那邊是鳩佔鵲巢,這邊是仆大蓋主。寧夏對這胡德也沒好印象,這個管家當的太大了。

“怎麼說?在你們聶家說真話會讓人很丟臉嗎?那要怎麼樣?說假話騙人嗎?”寧夏淺笑着望向胡德,言語卻暗透犀利。

胡德被寧夏這麼一嗆,頓時無語,臉色一會兒青一會兒白的,甚是尷尬。

一直冰山似的聶琛,清俊的臉依舊冷漠,但是凝望寧夏的眼神里,卻多了幾分光亮,似乎突然有了什麼發現似的驚奇。

“哈哈,說的好,有性格!”司棠一定是被寧夏刺激傻了,這會兒竟然大笑着對她豎起大拇指。

寧夏對着司棠翻翻白眼,這人,還能分清他是哪一邊的嗎?

“丫頭,我就是讓你心服口服。

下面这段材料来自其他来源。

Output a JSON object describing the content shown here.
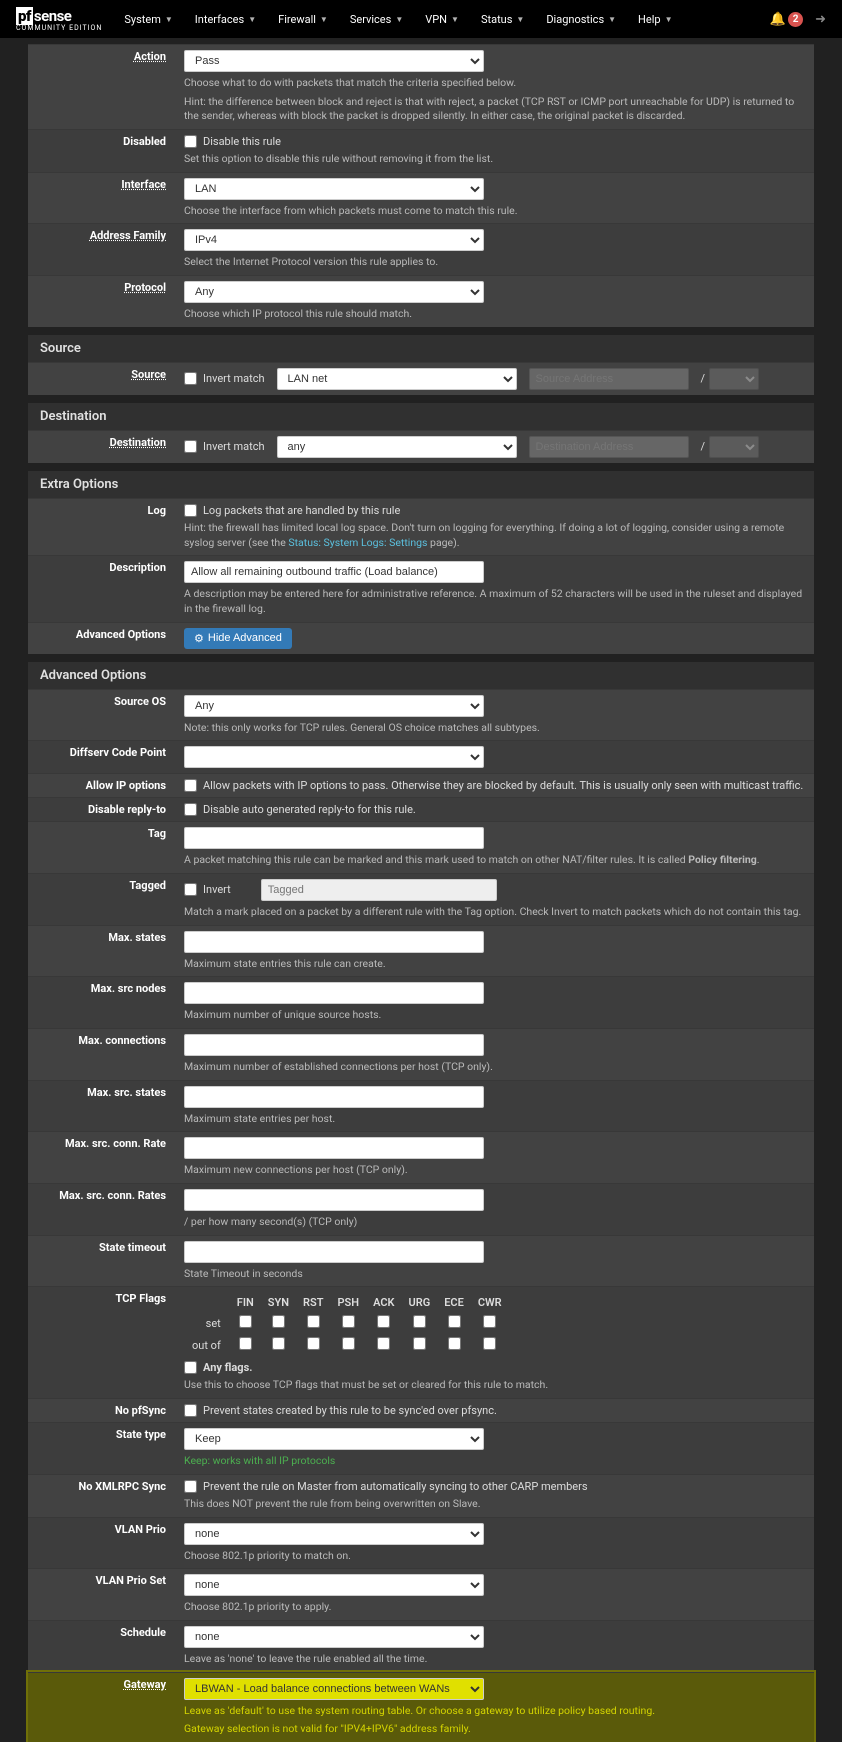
{
  "brand": {
    "main_pf": "pf",
    "main_sense": "sense",
    "sub": "COMMUNITY EDITION"
  },
  "nav": {
    "items": [
      "System",
      "Interfaces",
      "Firewall",
      "Services",
      "VPN",
      "Status",
      "Diagnostics",
      "Help"
    ],
    "notif_count": "2"
  },
  "groups": {
    "action": {
      "label": "Action",
      "value": "Pass",
      "help1": "Choose what to do with packets that match the criteria specified below.",
      "help2": "Hint: the difference between block and reject is that with reject, a packet (TCP RST or ICMP port unreachable for UDP) is returned to the sender, whereas with block the packet is dropped silently. In either case, the original packet is discarded."
    },
    "disabled": {
      "label": "Disabled",
      "chk": "Disable this rule",
      "help": "Set this option to disable this rule without removing it from the list."
    },
    "interface": {
      "label": "Interface",
      "value": "LAN",
      "help": "Choose the interface from which packets must come to match this rule."
    },
    "afam": {
      "label": "Address Family",
      "value": "IPv4",
      "help": "Select the Internet Protocol version this rule applies to."
    },
    "protocol": {
      "label": "Protocol",
      "value": "Any",
      "help": "Choose which IP protocol this rule should match."
    }
  },
  "source": {
    "heading": "Source",
    "label": "Source",
    "invert": "Invert match",
    "net": "LAN net",
    "addr_ph": "Source Address",
    "slash": "/"
  },
  "dest": {
    "heading": "Destination",
    "label": "Destination",
    "invert": "Invert match",
    "net": "any",
    "addr_ph": "Destination Address",
    "slash": "/"
  },
  "extra": {
    "heading": "Extra Options",
    "log": {
      "label": "Log",
      "chk": "Log packets that are handled by this rule",
      "help_a": "Hint: the firewall has limited local log space. Don't turn on logging for everything. If doing a lot of logging, consider using a remote syslog server (see the ",
      "help_link": "Status: System Logs: Settings",
      "help_b": " page)."
    },
    "desc": {
      "label": "Description",
      "value": "Allow all remaining outbound traffic (Load balance)",
      "help": "A description may be entered here for administrative reference. A maximum of 52 characters will be used in the ruleset and displayed in the firewall log."
    },
    "adv_btn": {
      "label": "Advanced Options",
      "btn": "Hide Advanced"
    }
  },
  "adv": {
    "heading": "Advanced Options",
    "source_os": {
      "label": "Source OS",
      "value": "Any",
      "help": "Note: this only works for TCP rules. General OS choice matches all subtypes."
    },
    "diffserv": {
      "label": "Diffserv Code Point",
      "value": ""
    },
    "allow_ip": {
      "label": "Allow IP options",
      "chk": "Allow packets with IP options to pass. Otherwise they are blocked by default. This is usually only seen with multicast traffic."
    },
    "reply_to": {
      "label": "Disable reply-to",
      "chk": "Disable auto generated reply-to for this rule."
    },
    "tag": {
      "label": "Tag",
      "help_a": "A packet matching this rule can be marked and this mark used to match on other NAT/filter rules. It is called ",
      "help_b": "Policy filtering",
      "help_c": "."
    },
    "tagged": {
      "label": "Tagged",
      "invert": "Invert",
      "ph": "Tagged",
      "help": "Match a mark placed on a packet by a different rule with the Tag option. Check Invert to match packets which do not contain this tag."
    },
    "max_states": {
      "label": "Max. states",
      "help": "Maximum state entries this rule can create."
    },
    "max_src_nodes": {
      "label": "Max. src nodes",
      "help": "Maximum number of unique source hosts."
    },
    "max_conn": {
      "label": "Max. connections",
      "help": "Maximum number of established connections per host (TCP only)."
    },
    "max_src_states": {
      "label": "Max. src. states",
      "help": "Maximum state entries per host."
    },
    "max_src_rate": {
      "label": "Max. src. conn. Rate",
      "help": "Maximum new connections per host (TCP only)."
    },
    "max_src_rates": {
      "label": "Max. src. conn. Rates",
      "help": "/ per how many second(s) (TCP only)"
    },
    "state_timeout": {
      "label": "State timeout",
      "help": "State Timeout in seconds"
    },
    "tcp_flags": {
      "label": "TCP Flags",
      "cols": [
        "FIN",
        "SYN",
        "RST",
        "PSH",
        "ACK",
        "URG",
        "ECE",
        "CWR"
      ],
      "rows": [
        "set",
        "out of"
      ],
      "any": "Any flags.",
      "help": "Use this to choose TCP flags that must be set or cleared for this rule to match."
    },
    "no_pfsync": {
      "label": "No pfSync",
      "chk": "Prevent states created by this rule to be sync'ed over pfsync."
    },
    "state_type": {
      "label": "State type",
      "value": "Keep",
      "help": "Keep: works with all IP protocols"
    },
    "no_xmlrpc": {
      "label": "No XMLRPC Sync",
      "chk": "Prevent the rule on Master from automatically syncing to other CARP members",
      "help": "This does NOT prevent the rule from being overwritten on Slave."
    },
    "vlan_prio": {
      "label": "VLAN Prio",
      "value": "none",
      "help": "Choose 802.1p priority to match on."
    },
    "vlan_prio_set": {
      "label": "VLAN Prio Set",
      "value": "none",
      "help": "Choose 802.1p priority to apply."
    },
    "schedule": {
      "label": "Schedule",
      "value": "none",
      "help": "Leave as 'none' to leave the rule enabled all the time."
    },
    "gateway": {
      "label": "Gateway",
      "value": "LBWAN - Load balance connections between WANs",
      "help1": "Leave as 'default' to use the system routing table. Or choose a gateway to utilize policy based routing.",
      "help2": "Gateway selection is not valid for \"IPV4+IPV6\" address family."
    }
  }
}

要是我輸了,我就拜你為師;倘若我贏了,那麼你就當我的老婆得了,省的被某人耽誤大好青春。”司棠極為張狂的說著,最後一句未必就是真心的,真心的想刺激聶琛和胡德才是。

“司棠!”胡德首先動怒對司棠直呼名字的粗吼,一張撲克臉扭曲着,很嚇人,很難看。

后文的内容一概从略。